Philippine exports still outperform imports, further shrinking trade deficit
MANILA, NNA – Philippine exports edged up in June with their growth outperforming imports for the third straight month, further shrinking the trade deficit to the narrowest in over a year, data released by the Philippine Statistics Authority on Wednesday showed.
The Philippines’ total external trade in June amounted to $14.49 billion, down 5.8 percent from a year ago. The Philippine National Economic and Development Authority attributed the slowdown in external trade to the ongoing trade war, uncertainties over Brexit and geopolitical tensions.
―― Exports totaled $6.01 billion in June, up 1.5 percent on year. The increase was led by cathodes and sections of cathodes, of refined copper (+41.7 percent), fresh bananas (+24.4 percent), ignition wiring sets and other wiring sets used in vehicles, aircrafts and ships (+17.6 percent), and gold (+10.1 percent), among others goods. Electronics, the Philippines’ top export item, saw shipments of $3.54 billion, up 4.3 percent from a year earlier.
―― Imports declined sharply by 10.4 percent to $8.48 billion in June from a year ago. The drop was due to reduced purchases of iron and steel (-40.3 percent), cereals and cereal preparations (-29.4 percent), industrial machinery and equipment (-20.7 percent), plastic in primary and non-primary forms (-16.4 percent), and transport equipment (-12.6 percent), among others.

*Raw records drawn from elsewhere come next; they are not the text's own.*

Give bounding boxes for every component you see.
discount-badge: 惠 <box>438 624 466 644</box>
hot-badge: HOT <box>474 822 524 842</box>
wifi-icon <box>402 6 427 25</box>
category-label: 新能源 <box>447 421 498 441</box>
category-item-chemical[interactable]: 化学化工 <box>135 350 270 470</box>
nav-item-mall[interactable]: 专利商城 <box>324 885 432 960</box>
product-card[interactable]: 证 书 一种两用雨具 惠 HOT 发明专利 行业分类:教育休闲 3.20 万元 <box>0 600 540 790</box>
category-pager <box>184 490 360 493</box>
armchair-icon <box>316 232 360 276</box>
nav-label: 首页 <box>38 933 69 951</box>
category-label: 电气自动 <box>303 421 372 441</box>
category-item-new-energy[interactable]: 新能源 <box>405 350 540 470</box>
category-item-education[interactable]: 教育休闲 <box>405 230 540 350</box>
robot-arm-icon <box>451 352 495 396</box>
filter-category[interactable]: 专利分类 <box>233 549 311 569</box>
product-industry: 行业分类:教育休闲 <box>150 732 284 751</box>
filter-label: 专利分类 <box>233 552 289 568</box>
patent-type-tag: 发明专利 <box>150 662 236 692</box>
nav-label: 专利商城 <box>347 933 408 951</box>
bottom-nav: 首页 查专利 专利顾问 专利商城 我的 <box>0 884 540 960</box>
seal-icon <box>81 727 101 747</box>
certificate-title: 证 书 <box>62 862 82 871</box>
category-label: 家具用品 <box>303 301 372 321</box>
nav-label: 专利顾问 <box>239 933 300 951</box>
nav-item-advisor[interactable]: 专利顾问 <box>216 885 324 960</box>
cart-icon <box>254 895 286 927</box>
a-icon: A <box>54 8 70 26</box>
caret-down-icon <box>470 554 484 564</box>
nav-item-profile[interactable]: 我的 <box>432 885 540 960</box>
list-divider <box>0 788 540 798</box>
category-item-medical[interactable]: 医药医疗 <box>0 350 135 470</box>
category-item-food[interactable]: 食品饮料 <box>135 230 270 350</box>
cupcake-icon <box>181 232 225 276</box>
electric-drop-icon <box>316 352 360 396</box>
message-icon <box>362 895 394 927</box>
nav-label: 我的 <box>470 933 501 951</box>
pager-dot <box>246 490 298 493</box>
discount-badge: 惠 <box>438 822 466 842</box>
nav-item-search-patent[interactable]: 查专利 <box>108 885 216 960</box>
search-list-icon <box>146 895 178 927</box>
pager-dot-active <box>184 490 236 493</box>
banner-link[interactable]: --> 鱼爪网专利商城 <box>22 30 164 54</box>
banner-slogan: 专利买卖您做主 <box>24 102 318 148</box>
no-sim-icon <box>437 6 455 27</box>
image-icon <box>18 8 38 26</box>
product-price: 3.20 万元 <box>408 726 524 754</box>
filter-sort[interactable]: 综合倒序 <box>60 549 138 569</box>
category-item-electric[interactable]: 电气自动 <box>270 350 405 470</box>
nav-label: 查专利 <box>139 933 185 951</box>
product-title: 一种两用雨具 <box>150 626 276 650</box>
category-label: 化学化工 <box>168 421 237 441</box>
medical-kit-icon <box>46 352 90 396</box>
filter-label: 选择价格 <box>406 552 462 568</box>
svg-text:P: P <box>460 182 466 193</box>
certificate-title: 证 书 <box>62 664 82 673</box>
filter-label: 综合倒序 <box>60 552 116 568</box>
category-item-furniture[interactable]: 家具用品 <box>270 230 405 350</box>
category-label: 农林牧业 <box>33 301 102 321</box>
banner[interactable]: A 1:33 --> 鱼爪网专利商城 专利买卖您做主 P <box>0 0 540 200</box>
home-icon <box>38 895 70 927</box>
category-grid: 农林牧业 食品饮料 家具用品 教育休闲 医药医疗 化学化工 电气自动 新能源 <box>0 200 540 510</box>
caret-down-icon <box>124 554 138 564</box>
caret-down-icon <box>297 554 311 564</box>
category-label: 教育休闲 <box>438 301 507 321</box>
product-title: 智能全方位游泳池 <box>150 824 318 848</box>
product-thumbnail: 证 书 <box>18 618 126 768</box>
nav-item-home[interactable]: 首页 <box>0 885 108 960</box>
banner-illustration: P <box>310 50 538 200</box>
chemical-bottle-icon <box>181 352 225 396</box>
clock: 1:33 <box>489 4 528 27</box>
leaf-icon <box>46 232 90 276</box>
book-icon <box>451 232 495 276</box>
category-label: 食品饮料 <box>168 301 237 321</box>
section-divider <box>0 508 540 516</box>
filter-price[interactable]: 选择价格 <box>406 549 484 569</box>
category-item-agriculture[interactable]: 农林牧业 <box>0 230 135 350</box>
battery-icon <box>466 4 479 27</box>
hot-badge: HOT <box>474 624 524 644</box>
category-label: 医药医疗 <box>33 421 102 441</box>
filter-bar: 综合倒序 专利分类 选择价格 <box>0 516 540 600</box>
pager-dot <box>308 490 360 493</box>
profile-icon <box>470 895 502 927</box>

―― Aside from trade tensions and the slowing economy of China, Michael Ricafort, economist at local lender Rizal Commercial Banking Corp., told NNA the decline in imports may also be attributed to the “government’s underspending from January-June 2019 that slowed down the purchases of imports used for various infrastructure projects, and slower growth in loans in recent months since loans are also used to finance the purchases of imports.”
―― Year-to-date, exports declined 0.8 percent to $34.11 billion on year, below the government projection of 2 percent for this year. Imports were also down by 1 percent to $53.12 billion from a year ago, also below the government forecast of 7 percent.
―― The continued decline in imports narrowed the Philippines’ trade deficit to $2.47 billion in June from the $3.55 billion in the same month last year. The June data is the narrowest since the $2.34 billion posted in March 2018.
―― Despite the trade slowdown, NEDA remains optimistic about the country’s resilience in its trade performance, noting the Philippines is among the countries in Asia with positive export growth.
―― Considering the uncertainty in global trade, Socioeconomic Planning Secretary Ernesto Pernia pointed out the need to diversify markets, among other factors, to compensate for the weak external trade, by establishing new trade ties and improving existing ones.
―― “In light of the current trade spat between (South) Korea and Japan, we need to complete the negotiations for the free trade agreement with South Korea and review the decade-old Philippines-Japan Economic Partnership Agreement to further expand the country’s exports in both markets,” Pernia was quoted in a NEDA press release as saying.
―― Meanwhile, Ruben Carlo Asuncion, chief economist at the UnionBank of the Philippines, told NNA in an email the positive growth in exports may be challenged as the global economy continues to show signs of slowing down due to the U.S.-China trade dispute. He also noted imports are expected to recover in the coming months as the government fully resumes its spending.
―― “This will drive imports higher, and the trade balance is expected to grow a larger deficit as 2019 ends,” he said.